ICRA feels that the introduction of an entity like Electricity Contract Enforcement Authority (ECEA) with the authority to adjudicate upon matters regarding performance of obligations under a contract related to sale, purchase or transmission of electricity, is likely to uphold the sanctity of the power supply contracts.
These reactions came in wake of the proposed amendments to the Electricity Act, 2003, by the Ministry of Power, in the form of draft Electricity (Amendment) Bill, 2020 notified on April 17, 2020.
While the establishment of ECEA is a positive move, there should be clear demarcation of responsibilities between existing regulators and ECEA, feels ICRA
Commenting on the proposed amendments, Girishkumar Kadam, Sector Head & Vice President – Corporate ratings, ICRA Ltd says, “While the establishment of ECEA is a positive move, there should be clear demarcation of responsibilities between existing regulators and ECEA to avoid jurisdiction issues. Furthermore, the proposals to notify a National Renewable Energy Policy (NREP) for promotion of renewable and hydro power, enabling state commissions to adopt the central government notified renewable purchase obligation (RPO) norms, introduction of per unit penalties for shortfall in meeting RPO target, deemed approved of the tariff discovered through bidding route and incorporation of provisions of the payment security mechanism in the electricity act, once implemented, are likely to revitalize investor confidence, especially in the renewable power sector.”
A key amendment includes simplification of tariff structure by mandating state electricity regulatory commissions (SERC) to determine cost reflective tariffs with reduction in cross subsidies.
This apart, the other key amendments include simplification of tariff structure by mandating state electricity regulatory commissions (SERC) to determine cost reflective tariffs with reduction in cross subsidies.
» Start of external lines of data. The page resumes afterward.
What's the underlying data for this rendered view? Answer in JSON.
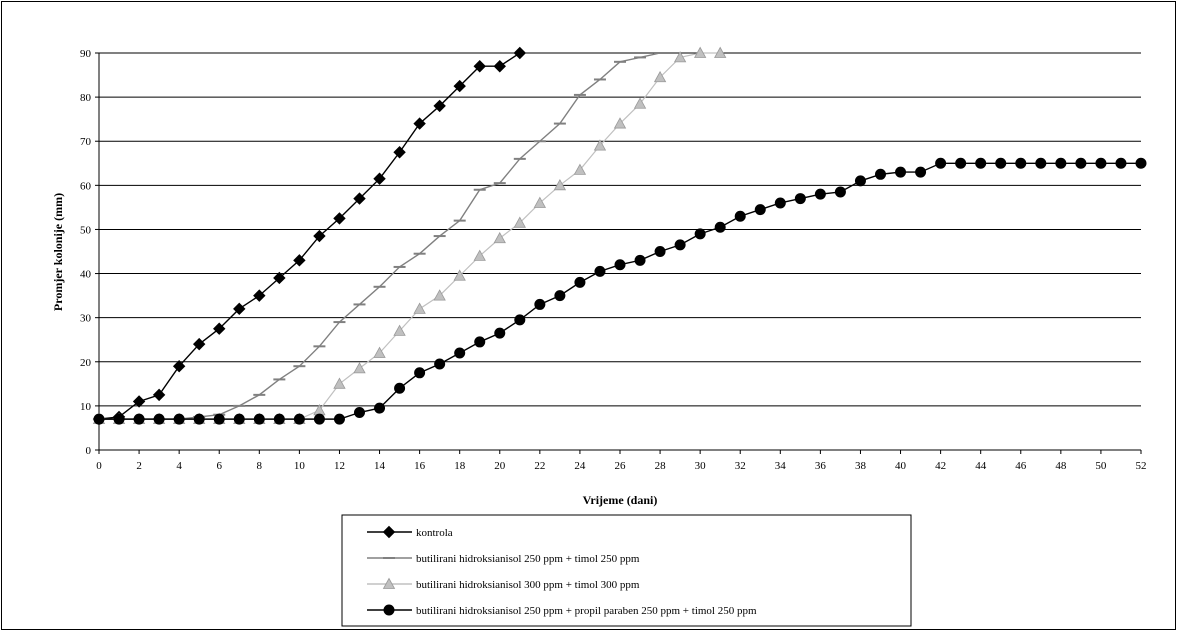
{
  "chart_data": {
    "type": "line",
    "title": "",
    "xlabel": "Vrijeme (dani)",
    "ylabel": "Promjer kolonije (mm)",
    "xlim": [
      0,
      52
    ],
    "ylim": [
      0,
      90
    ],
    "x_ticks": [
      0,
      2,
      4,
      6,
      8,
      10,
      12,
      14,
      16,
      18,
      20,
      22,
      24,
      26,
      28,
      30,
      32,
      34,
      36,
      38,
      40,
      42,
      44,
      46,
      48,
      50,
      52
    ],
    "y_ticks": [
      0,
      10,
      20,
      30,
      40,
      50,
      60,
      70,
      80,
      90
    ],
    "grid": "horizontal",
    "legend_position": "bottom",
    "series": [
      {
        "name": "kontrola",
        "color": "#000000",
        "marker": "diamond",
        "x": [
          0,
          1,
          2,
          3,
          4,
          5,
          6,
          7,
          8,
          9,
          10,
          11,
          12,
          13,
          14,
          15,
          16,
          17,
          18,
          19,
          20,
          21
        ],
        "y": [
          7,
          7.5,
          11,
          12.5,
          19,
          24,
          27.5,
          32,
          35,
          39,
          43,
          48.5,
          52.5,
          57,
          61.5,
          67.5,
          74,
          78,
          82.5,
          87,
          87,
          90
        ]
      },
      {
        "name": "butilirani hidroksianisol 250 ppm + timol 250 ppm",
        "color": "#808080",
        "marker": "dash",
        "x": [
          0,
          1,
          2,
          3,
          4,
          5,
          6,
          7,
          8,
          9,
          10,
          11,
          12,
          13,
          14,
          15,
          16,
          17,
          18,
          19,
          20,
          21,
          22,
          23,
          24,
          25,
          26,
          27,
          28
        ],
        "y": [
          7,
          7,
          7,
          7,
          7,
          7.5,
          8,
          10,
          12.5,
          16,
          19,
          23.5,
          29,
          33,
          37,
          41.5,
          44.5,
          48.5,
          52,
          59,
          60.5,
          66,
          70,
          74,
          80.5,
          84,
          88,
          89,
          90
        ]
      },
      {
        "name": "butilirani hidroksianisol 300 ppm + timol 300 ppm",
        "color": "#c0c0c0",
        "marker": "triangle",
        "x": [
          0,
          1,
          2,
          3,
          4,
          5,
          6,
          7,
          8,
          9,
          10,
          11,
          12,
          13,
          14,
          15,
          16,
          17,
          18,
          19,
          20,
          21,
          22,
          23,
          24,
          25,
          26,
          27,
          28,
          29,
          30,
          31
        ],
        "y": [
          7,
          7,
          7,
          7,
          7,
          7,
          7,
          7,
          7,
          7,
          7,
          9,
          15,
          18.5,
          22,
          27,
          32,
          35,
          39.5,
          44,
          48,
          51.5,
          56,
          60,
          63.5,
          69,
          74,
          78.5,
          84.5,
          89,
          90,
          90
        ]
      },
      {
        "name": "butilirani hidroksianisol 250 ppm + propil paraben 250 ppm + timol 250 ppm",
        "color": "#000000",
        "marker": "circle",
        "x": [
          0,
          1,
          2,
          3,
          4,
          5,
          6,
          7,
          8,
          9,
          10,
          11,
          12,
          13,
          14,
          15,
          16,
          17,
          18,
          19,
          20,
          21,
          22,
          23,
          24,
          25,
          26,
          27,
          28,
          29,
          30,
          31,
          32,
          33,
          34,
          35,
          36,
          37,
          38,
          39,
          40,
          41,
          42,
          43,
          44,
          45,
          46,
          47,
          48,
          49,
          50,
          51,
          52
        ],
        "y": [
          7,
          7,
          7,
          7,
          7,
          7,
          7,
          7,
          7,
          7,
          7,
          7,
          7,
          8.5,
          9.5,
          14,
          17.5,
          19.5,
          22,
          24.5,
          26.5,
          29.5,
          33,
          35,
          38,
          40.5,
          42,
          43,
          45,
          46.5,
          49,
          50.5,
          53,
          54.5,
          56,
          57,
          58,
          58.5,
          61,
          62.5,
          63,
          63,
          65,
          65,
          65,
          65,
          65,
          65,
          65,
          65,
          65,
          65,
          65
        ]
      }
    ]
  }
}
Moreover, the tariffs must be determined without considering the state government subsidy, which is to be directly paid to the consumers by the government. Further, the amendments propose to bring in uniformity in appointments to central and state electricity regulators, by constituting a single selection committee for the entire country. There is also a provision to entrust the functions of a state commission to another state commission or joint commission, in the absence of chairman and members of the SERC, which would avoid any delay in addressing regulatory matters. The proposals also include appointment of distribution sub-licensee with the approval of the SERC and distribution franchise by informing the SERC, to operate on behalf of the distribution utility in a specific area of the licensee’s area of supply. However, there is no reference to the separation of the supply and distribution functions in the proposed bill, which was key for introduction of competition in the power distribution segment.
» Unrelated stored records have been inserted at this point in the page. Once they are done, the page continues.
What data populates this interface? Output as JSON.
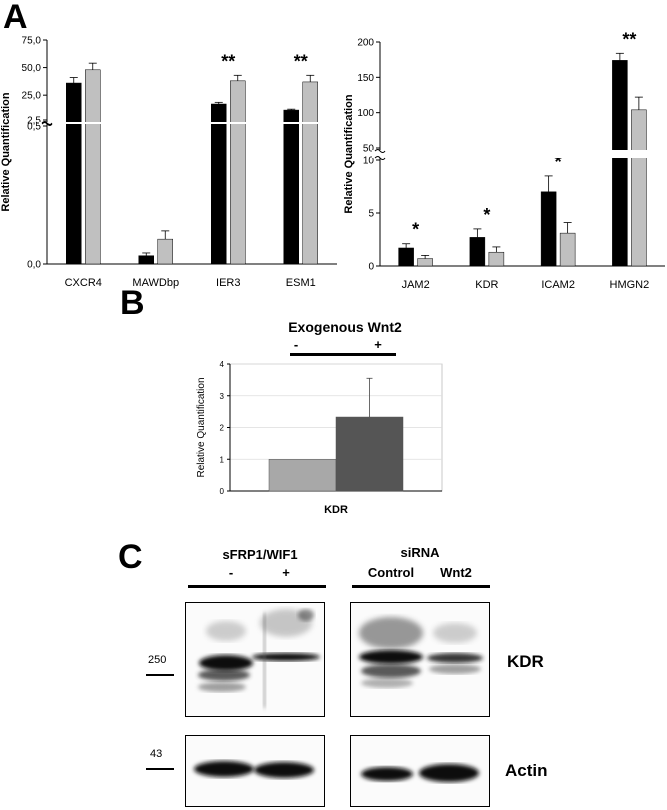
{
  "panels": {
    "a": "A",
    "b": "B",
    "c": "C"
  },
  "chart_data": [
    {
      "id": "A-left",
      "type": "bar",
      "ylabel": "Relative Quantification",
      "categories": [
        "CXCR4",
        "MAWDbp",
        "IER3",
        "ESM1"
      ],
      "axis_break": {
        "lower_range": [
          0,
          0.5
        ],
        "upper_range": [
          2.5,
          75
        ]
      },
      "y_ticks_lower": [
        "0,0",
        "0,5"
      ],
      "y_ticks_upper": [
        "2,5",
        "25,0",
        "50,0",
        "75,0"
      ],
      "series": [
        {
          "values": [
            36,
            0.03,
            17,
            11.5
          ],
          "errors": [
            5,
            0.01,
            1.5,
            0.8
          ],
          "color": "#000000"
        },
        {
          "values": [
            48,
            0.09,
            38,
            37
          ],
          "errors": [
            6,
            0.03,
            5,
            6
          ],
          "color": "#c0c0c0"
        }
      ],
      "significance": [
        "",
        "",
        "**",
        "**"
      ]
    },
    {
      "id": "A-right",
      "type": "bar",
      "ylabel": "Relative Quantification",
      "categories": [
        "JAM2",
        "KDR",
        "ICAM2",
        "HMGN2"
      ],
      "axis_break": {
        "lower_range": [
          0,
          10
        ],
        "upper_range": [
          50,
          200
        ]
      },
      "y_ticks_lower": [
        "0",
        "5",
        "10"
      ],
      "y_ticks_upper": [
        "50",
        "100",
        "150",
        "200"
      ],
      "series": [
        {
          "values": [
            1.7,
            2.7,
            7.0,
            174
          ],
          "errors": [
            0.4,
            0.8,
            1.5,
            10
          ],
          "color": "#000000"
        },
        {
          "values": [
            0.7,
            1.3,
            3.1,
            104
          ],
          "errors": [
            0.3,
            0.5,
            1.0,
            18
          ],
          "color": "#c0c0c0"
        }
      ],
      "significance": [
        "*",
        "*",
        "*",
        "**"
      ]
    },
    {
      "id": "B",
      "type": "bar",
      "title": "Exogenous Wnt2",
      "conditions": [
        "-",
        "+"
      ],
      "ylabel": "Relative Quantification",
      "xlabel": "KDR",
      "ylim": [
        0,
        4
      ],
      "y_ticks": [
        "0",
        "1",
        "2",
        "3",
        "4"
      ],
      "series": [
        {
          "value": 1.0,
          "error": 0,
          "color": "#a8a8a8"
        },
        {
          "value": 2.33,
          "error": 1.22,
          "color": "#555555"
        }
      ]
    }
  ],
  "blot": {
    "left_header_title": "sFRP1/WIF1",
    "left_conditions": [
      "-",
      "+"
    ],
    "right_header_title": "siRNA",
    "right_conditions": [
      "Control",
      "Wnt2"
    ],
    "marker_upper": "250",
    "marker_lower": "43",
    "label_upper": "KDR",
    "label_lower": "Actin"
  }
}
Dues pending from discoms to generation companies are estimated at over Rs.920 billion, as of February 2020.
The power distribution segment remains the weakest link in the power sector, owing to the weak operating efficiencies, inadequate tariffs and subsidy in relation to cost of supply and a resultant accumulation of regulatory assets. This is reflected in the large dues pending from discoms to generation companies of more than Rs.920 billion as of February 2020. This is expected to be further exacerbated by the ongoing lockdown due to COVID 19 outbreak, which is adversely impacting the electricity demand and in turn the revenues and cash collections for distribution utilities.
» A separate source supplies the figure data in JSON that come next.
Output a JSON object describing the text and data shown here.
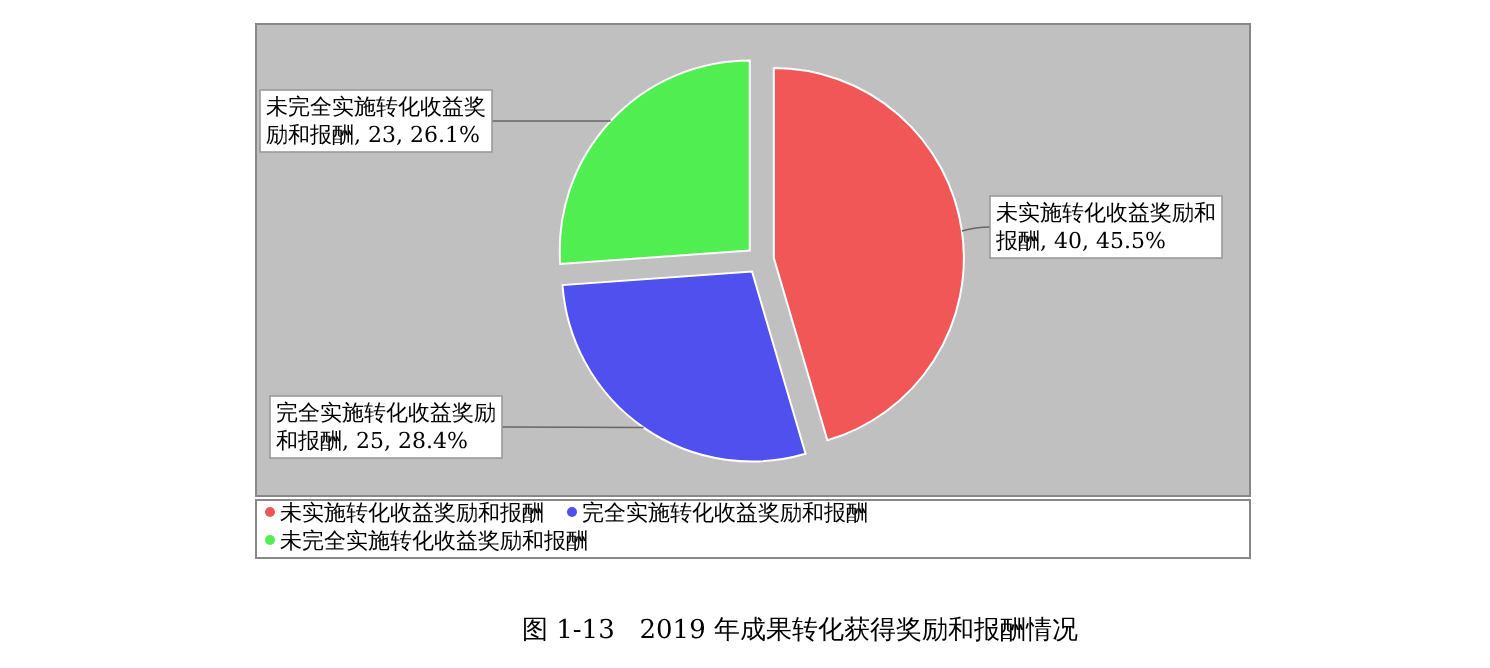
{
  "chart_data": {
    "type": "pie",
    "title": "图 1-13   2019 年成果转化获得奖励和报酬情况",
    "categories": [
      "未实施转化收益奖励和报酬",
      "完全实施转化收益奖励和报酬",
      "未完全实施转化收益奖励和报酬"
    ],
    "values": [
      40,
      25,
      23
    ],
    "colors": [
      "#f25757",
      "#5050ee",
      "#50ee50"
    ],
    "value_labels": [
      "未实施转化收益奖励和报酬, 40, 45.5%",
      "完全实施转化收益奖励和报酬, 25, 28.4%",
      "未完全实施转化收益奖励和报酬, 23, 26.1%"
    ],
    "legend": "bottom"
  }
}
The effective implementation of these provisions requires the support of the state governments and the utilities, says ICRA
“While the amendments proposed such as direct benefit transfer for subsidy, cost reflective tariff determination and uniformity in appointment of SERCs, are certainly positive for the distribution segment in the long run, the effective implementation of these provisions requires the support of the state governments and the utilities, through proactive efforts on operational improvements, timely filing of tariff petitions, and cost reflective tariff revisions by the regulators. Also, the central and state governments must devise a mechanism to liquidate the regulator asset position of the discoms and outstanding dues to power generators.” says Vikram V., Associate Head & AVP, ICRA Ltd.